As for the NYT's message, here is the gist:
The problem is, alas, that no one — not investors, not regulators, not even bankers themselves — knows exactly which banks are sitting on the biggest stockpiles of rotting loans within that pile. And doubt, as it always does during economic crises, has made Europe’s already vulnerable financial system occasionally appear to seize up. Early last month, in an indication of just how dangerous the situation had become, European banks — which appear to hold more than half of that $2.6 trillion in debt — nearly stopped lending money to one another.
“The marketplace knows very little about where the real risks are parked,” says Nicolas Véron, an economist at Bruegel, a research organization in Brussels. “That is exactly the problem. As long as there is no semblance of clarity, trust will not return to the banking system.”
Limited disclosure and possibly spotty accounting have been long-voiced concerns of analysts who follow European banks. Though most large publicly listed banks have offered information about their exposure — Deutsche Bank in Frankfurt says it holds 500 million euros in Greek government bonds and no Spanish or Portuguese sovereign debt — there has been little disclosure from the hundreds of smaller mortgage lenders, state-owned banks and thrift institutions that dominate banking in countries like Germany and Spain.
Depfa, a German bank that is now based in Dublin, is one of the few second-tier European banking institutions that have offered detailed disclosures about their financial wherewithal, and its stark troubles may be emblematic of those still hidden on other banks’ books.
Despite boasting as recently as two years ago of its “very conservative lending practices,” Depfa, which caters primarily to governments, has flirted with disaster. It narrowly avoided collapsing in late 2008 until the German government bailed it out, and today its books are still laden with risk.
DEPFA and its parent, Hypo Real Estate Holding, a property lender outside Munich, have 80.4 billion euros in public-sector debt from Greece, Spain, Portugal, Ireland and Italy. The amount was first disclosed in March but did not draw much attention outside Germany until last month, when investors decided to finally try to tally how much cross-border lending had gone on in Europe.

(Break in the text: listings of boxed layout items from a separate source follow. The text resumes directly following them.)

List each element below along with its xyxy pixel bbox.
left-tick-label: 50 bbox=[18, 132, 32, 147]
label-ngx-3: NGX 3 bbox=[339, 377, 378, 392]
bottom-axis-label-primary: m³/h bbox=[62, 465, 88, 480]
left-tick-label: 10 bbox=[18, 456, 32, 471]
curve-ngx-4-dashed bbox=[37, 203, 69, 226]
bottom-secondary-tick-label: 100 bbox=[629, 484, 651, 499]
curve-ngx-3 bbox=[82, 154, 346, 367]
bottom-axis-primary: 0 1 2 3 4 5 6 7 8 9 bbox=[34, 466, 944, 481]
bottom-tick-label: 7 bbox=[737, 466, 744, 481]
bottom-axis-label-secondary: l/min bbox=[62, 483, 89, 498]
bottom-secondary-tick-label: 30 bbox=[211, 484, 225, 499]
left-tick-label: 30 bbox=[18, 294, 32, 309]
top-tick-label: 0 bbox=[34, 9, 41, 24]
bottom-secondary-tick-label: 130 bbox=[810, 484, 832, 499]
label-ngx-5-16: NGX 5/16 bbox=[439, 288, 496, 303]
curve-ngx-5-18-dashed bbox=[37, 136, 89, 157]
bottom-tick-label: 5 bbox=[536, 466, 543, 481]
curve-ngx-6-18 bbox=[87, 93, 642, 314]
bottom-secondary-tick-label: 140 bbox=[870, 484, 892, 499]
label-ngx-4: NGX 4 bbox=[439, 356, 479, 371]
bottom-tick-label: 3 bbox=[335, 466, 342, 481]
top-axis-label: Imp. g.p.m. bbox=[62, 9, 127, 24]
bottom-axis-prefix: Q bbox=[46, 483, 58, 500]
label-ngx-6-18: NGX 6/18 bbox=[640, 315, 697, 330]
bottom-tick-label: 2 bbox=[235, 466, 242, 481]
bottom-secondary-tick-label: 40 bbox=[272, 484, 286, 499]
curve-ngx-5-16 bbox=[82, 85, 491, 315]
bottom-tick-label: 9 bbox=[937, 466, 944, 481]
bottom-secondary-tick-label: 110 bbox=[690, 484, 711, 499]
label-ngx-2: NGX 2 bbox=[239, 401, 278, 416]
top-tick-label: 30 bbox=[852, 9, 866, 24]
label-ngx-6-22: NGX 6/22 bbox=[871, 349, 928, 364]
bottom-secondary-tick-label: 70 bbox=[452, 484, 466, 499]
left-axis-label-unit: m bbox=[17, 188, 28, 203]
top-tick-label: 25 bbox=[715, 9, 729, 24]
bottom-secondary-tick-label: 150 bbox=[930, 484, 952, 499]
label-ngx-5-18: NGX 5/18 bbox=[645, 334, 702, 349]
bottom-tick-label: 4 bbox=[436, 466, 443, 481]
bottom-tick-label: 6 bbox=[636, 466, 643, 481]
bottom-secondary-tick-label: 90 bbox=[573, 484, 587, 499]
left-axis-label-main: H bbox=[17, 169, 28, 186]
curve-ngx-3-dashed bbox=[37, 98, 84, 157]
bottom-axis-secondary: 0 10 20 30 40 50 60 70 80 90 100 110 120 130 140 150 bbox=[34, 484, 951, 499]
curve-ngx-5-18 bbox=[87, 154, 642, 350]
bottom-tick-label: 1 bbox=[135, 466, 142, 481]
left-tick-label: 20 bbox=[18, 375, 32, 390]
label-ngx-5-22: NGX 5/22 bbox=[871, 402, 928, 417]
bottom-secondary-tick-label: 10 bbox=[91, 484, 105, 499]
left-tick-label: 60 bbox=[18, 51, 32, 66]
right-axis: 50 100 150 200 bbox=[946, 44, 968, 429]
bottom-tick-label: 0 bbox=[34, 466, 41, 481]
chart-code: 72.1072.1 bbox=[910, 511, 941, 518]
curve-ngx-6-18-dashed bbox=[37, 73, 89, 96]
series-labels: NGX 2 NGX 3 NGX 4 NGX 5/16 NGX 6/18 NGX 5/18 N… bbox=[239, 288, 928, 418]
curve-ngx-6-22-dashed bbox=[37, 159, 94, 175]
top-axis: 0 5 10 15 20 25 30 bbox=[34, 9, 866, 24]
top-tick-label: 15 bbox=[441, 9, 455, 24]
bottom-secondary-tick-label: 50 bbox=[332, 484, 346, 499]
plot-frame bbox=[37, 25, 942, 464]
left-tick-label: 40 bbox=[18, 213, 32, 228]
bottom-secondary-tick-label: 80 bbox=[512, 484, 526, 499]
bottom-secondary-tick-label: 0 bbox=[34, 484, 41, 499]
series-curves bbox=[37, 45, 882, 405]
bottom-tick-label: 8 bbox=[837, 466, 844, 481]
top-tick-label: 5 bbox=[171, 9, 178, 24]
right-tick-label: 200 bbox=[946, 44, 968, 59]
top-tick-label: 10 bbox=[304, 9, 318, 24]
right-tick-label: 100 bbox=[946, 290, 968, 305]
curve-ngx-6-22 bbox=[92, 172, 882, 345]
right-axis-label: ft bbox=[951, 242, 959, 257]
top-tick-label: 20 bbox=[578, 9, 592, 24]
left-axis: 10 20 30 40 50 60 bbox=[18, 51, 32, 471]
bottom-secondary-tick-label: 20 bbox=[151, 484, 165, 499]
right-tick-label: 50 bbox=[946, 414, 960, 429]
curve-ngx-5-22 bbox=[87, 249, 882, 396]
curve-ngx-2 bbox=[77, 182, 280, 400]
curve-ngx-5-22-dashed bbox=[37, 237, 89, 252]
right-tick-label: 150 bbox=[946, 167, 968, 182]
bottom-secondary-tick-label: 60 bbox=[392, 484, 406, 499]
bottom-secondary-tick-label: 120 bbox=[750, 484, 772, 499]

There is much more, but it is largely irrelevant. The IMF on Thursday said it can not possibly bail out all of Europe, absent another infusion of $300+ billion, and as the EU itself is insolvent, the debate of a European "game over" is not one of if but when. Unfortunately, the US is in far worse shape than all of Europe combined, but is much better equipped at dealing with a population so illiterate in financial matters that it can keep pulling the wool over the eyes of the sheeple years after the EMU is finished. Furthermore, the longer investors stay glued to their television watching the storming of the Athens parliament first, and soon many more, the longer the US debt catastrophe can stay out of sight and out of mind. Alas, once the European crisis is "dealth with" one way or another, the bored bond vigilantes will inevitably turn their eyes to the US, as Roubini recently predicted. It is all now just a matter of time, and how fast the kleptocracy can load up their vaults in various non-extradition countries with non-dilutable assets before it is all let loose.